Sin embargo, Evelina detalló los materiales, la calidad, el origen y las dimensiones de las piedras principales y secundarias del anillo de compromiso de Sabine, así como la inspiración y el concepto del diseño del anillo.
Aunque algunos detalles podían deducirse de la investigación, solo el diseñador conocería la inspiración detrás de la pieza. Sabine estaba atónita. «¿De verdad eres Kristine?».
Con una mirada tranquila pero burlona, Evelina respondió: «Ese anillo, que tanto aprecias, es solo una de mis muchas creaciones. Las piedras que lo adornan provienen de mis propias minas».
El mensaje de Evelina era claro: tenía una gran cantidad de gemas a su disposición, por lo que el intento de Sabine de utilizar uno de sus diseños en su contra era completamente absurdo.
Sabine sintió la punzada de la humillación y se sonrojó de vergüenza.
Sin embargo, su orgullo como rica heredera le impedía admitir la derrota ante alguien que consideraba corriente, como Evelina. «Si rechaza el encargo, no pasa nada, buscaré a otro diseñador de prestigio», replicó Sabine con dureza.
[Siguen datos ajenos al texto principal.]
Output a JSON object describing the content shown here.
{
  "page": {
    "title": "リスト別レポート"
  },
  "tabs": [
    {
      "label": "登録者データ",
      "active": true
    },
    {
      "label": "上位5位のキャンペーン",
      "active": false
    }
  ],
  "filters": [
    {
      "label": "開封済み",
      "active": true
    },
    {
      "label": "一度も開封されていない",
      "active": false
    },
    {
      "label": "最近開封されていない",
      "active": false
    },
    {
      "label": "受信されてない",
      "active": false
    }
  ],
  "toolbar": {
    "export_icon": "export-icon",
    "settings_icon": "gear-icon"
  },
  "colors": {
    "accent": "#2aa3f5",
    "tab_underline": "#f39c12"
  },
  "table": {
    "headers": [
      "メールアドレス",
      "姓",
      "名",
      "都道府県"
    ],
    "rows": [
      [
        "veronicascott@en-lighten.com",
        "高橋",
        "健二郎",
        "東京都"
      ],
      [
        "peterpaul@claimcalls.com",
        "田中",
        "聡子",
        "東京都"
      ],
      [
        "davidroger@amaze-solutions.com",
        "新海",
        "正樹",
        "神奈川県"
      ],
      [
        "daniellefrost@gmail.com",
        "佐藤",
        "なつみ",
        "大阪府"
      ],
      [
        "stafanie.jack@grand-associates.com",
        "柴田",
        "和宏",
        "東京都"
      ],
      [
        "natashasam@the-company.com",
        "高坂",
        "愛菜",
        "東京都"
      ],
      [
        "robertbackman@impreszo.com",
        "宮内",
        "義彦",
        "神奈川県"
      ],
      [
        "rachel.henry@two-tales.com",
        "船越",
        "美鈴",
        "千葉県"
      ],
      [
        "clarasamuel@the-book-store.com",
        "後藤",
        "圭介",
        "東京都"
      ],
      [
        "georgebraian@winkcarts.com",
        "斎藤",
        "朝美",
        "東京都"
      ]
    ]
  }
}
«Hay muchos diseñadores de primer nivel además de usted. Nadie puede arruinar mi boda perfecta», añadió desafiante.
«Señorita Hawthorne, quizá no haya entendido lo que quiero decir. No solo rechazo su encargo, sino que también la he incluido en mi lista negra», explicó Evelina lentamente.
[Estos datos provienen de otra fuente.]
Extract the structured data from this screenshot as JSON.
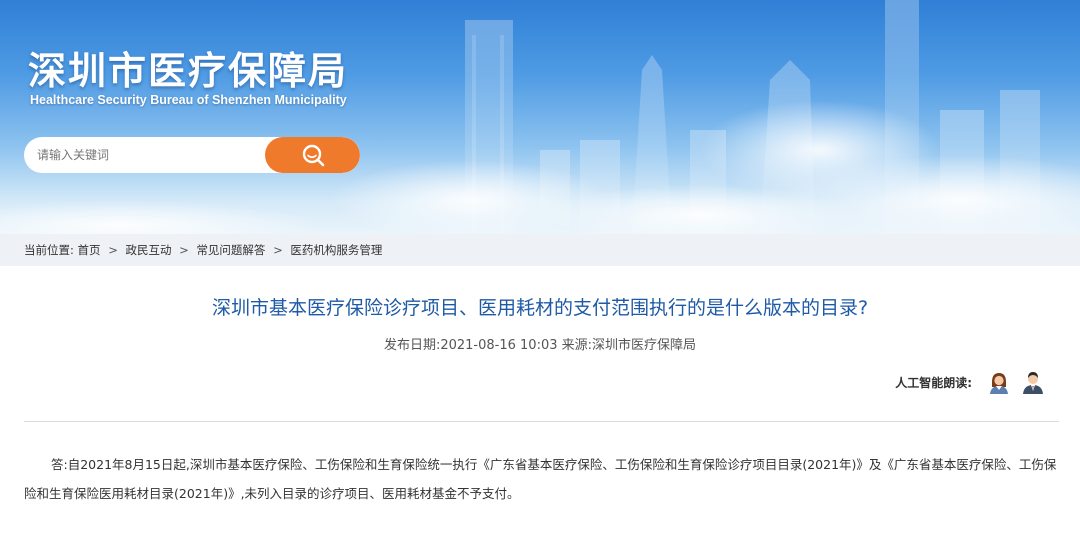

Continuó: «El collar de boda que ha pedido el Sr. Yousef Russell se llama Amor Puro. Dadas sus intenciones impuras y sus acciones injustas, no se merece este símbolo de amor ni el collar en sí».
Sabine se enfureció. «¿Quién se cree que es? ¡Que usted diga que no soy digna de ello no lo convierte en realidad!».
Evelina se limitó a sonreír con aire burlón. «Ya he comunicado su inclusión en la lista negra a otros diseñadores de renombre. En nuestro círculo, si alguien incluye a un cliente en la lista negra, nadie más aceptará su pedido».
Así, la visión de Sabine de una boda perfecta se vio irremediablemente empañada. Ningún diseñador de renombre crearía el collar de boda de sus sueños que tanto deseaba.
«¡Tú!», exclamó Sabine, dando un golpe con la mano en la mesa, frustrada.
Tras la desgracia de la noche anterior, si no podía deslumbrar en su boda para restaurar su dignidad mancillada, temía convertirse en el hazmerreír perpetuo de la élite de Ireah.